The adrenaline-fueled überperceptual slow-motion clarity vanished. Reality was now operating only in indistinct snippets, stuttering visuals all blending together. The spectrum began fading incrementally from polychromatic to grainy grays with flecks of black circling the periphery. Then darkness. All that remained was the echo of that comforting vicious snarl and, closing in on the receding distance, a high-pitched whimper. His own.

Slipping loose the bonds of consciousness, the sounds irrationally merged into a slick but sticky warmth, the blood seeping between his desperate fingers. Only that and the slow atonal symphony of his heart pounding erratically in his head. No fear. No pain. An entire universe contained in the escaping warmth of that precious life-sustaining claret.

 

 

— BOOK TWO —

 

CHAPTER FIFTEEN

Deus ex Machina
The devil, when he dresses himself in angel’s clothes, can only be detected by experts of exceptional skill, and so often does he adopt this disguise, that it is hardly safe to be seen talking to an angel at all.
Samuel Butler :
The Way of All Flesh

Dawn arrived muted, bleeding slowly through the western darkness in muddy tints, initially revealing little more than indistinct rolling pastureland. Then slowly, from the mist-enshrouded expanse of hill and hollow, an occasional stand of darker oak or evergreen would appear, starkly silhouetted against paler sky and heather, revealing a crisscrossing web of broken-toothed hedgerows and ancient moss-mottled fieldstone walls following crest and crevasse over the intersecting hills, dividing the landscape into dozens of irregularly shaped polygons.

As the twilight strengthened, individual colors burst into full character, erasing the night’s illusion of photographic stillness, the most noticeable aspect being a rippling breeze moving through foliage and across the waving surface of grain and grass like wind on water. High overhead, a jumble of dark-bottomed clouds stretched lazily across the sky, jutting into the volcanic pink plume of the eastern horizon, feathering shadow and undulating across the countryside. Halfway to the hilly horizon, a small herd of fallow deer emerged tentatively from a grove of tree-covered barrows. Sensing safety, they were soon mingling nonchalantly with a larger flock of black-faced ewes already grazing in the low-lying meadow.

Nora was sitting alone at one of half a dozen glass-topped tables scattered in perfect
feng shui
randomness across the roughhewn blueschist patio beyond the columned veranda. In front of her, an ornately sculpted alabaster banister ran between two caryatid-supported felsic granite finials, framing a breathtaking complex of hedged maze and riotously colored English garden. Summer’s spectrum of scarlet, sapphire, violet and gold in beds of green geometric designs swept back majestically from the patio, broken only by a few meandering cobbled stone paths that began their errant journeys at the foot of a wide flight of cyclopean steps.
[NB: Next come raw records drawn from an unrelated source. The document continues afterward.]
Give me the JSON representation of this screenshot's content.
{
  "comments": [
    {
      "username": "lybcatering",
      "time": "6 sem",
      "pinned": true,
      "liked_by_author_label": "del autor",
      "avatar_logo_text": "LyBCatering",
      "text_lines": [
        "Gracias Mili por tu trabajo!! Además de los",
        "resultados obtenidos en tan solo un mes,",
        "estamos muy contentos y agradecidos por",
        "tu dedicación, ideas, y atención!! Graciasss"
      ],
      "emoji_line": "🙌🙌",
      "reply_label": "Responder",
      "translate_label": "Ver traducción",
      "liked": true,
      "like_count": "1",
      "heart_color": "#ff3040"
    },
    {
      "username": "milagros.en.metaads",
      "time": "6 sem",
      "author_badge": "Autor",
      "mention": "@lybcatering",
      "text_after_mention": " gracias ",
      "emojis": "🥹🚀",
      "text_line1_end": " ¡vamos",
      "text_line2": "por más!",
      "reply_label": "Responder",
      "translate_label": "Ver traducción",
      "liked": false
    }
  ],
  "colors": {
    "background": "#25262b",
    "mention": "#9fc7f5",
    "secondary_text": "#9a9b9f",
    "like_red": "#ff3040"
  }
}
Squinting at a scattering of tiny, lozenge-shaped holes seemingly punched through an artist’s canvas, she finally recognized them as another more distant flock of sheep. She leaned back against the wrought iron chair, luxuriating in the unsullied silence.

Behind her, an imposing structure rose grandly, owing its exquisite palazzo lines to the architectural genius of the legendary Inigo Jones. Rendered in crisp cream limestone, hand hewn in the sixteenth century, the Palladio-influenced classic temple façade with its innumerable pillars, porticos, and pilasters had weathered the elements and English history for more than four hundred years. Darker sandstone and granite accents artistically highlighted cornices, lintels and plinths even here in the rear of the gargantuan edifice. Pandavas had mentioned in passing that the spot upon which the manor house stood embraced a history that stretched back to Paleolithic times. Sitting upon the veranda’s patio at this moment, Nora sensed that the sweep of those eons was much closer and accessible than anyone might reasonably assume. 

This conviction, that time, like distance, might be transmutable, proved fleeting, its spell broken by a dark-skinned house servant approaching in snow-white livery, gliding towards her at a measured pace, carrying a polished silver tray, steam rising from a shallow bowl of bean and pea curry sitting next to a large tumbler of mixed juices. She had requested both, minutes before, when the servant had seen her sitting alone on the patio and inquired if she wanted breakfast.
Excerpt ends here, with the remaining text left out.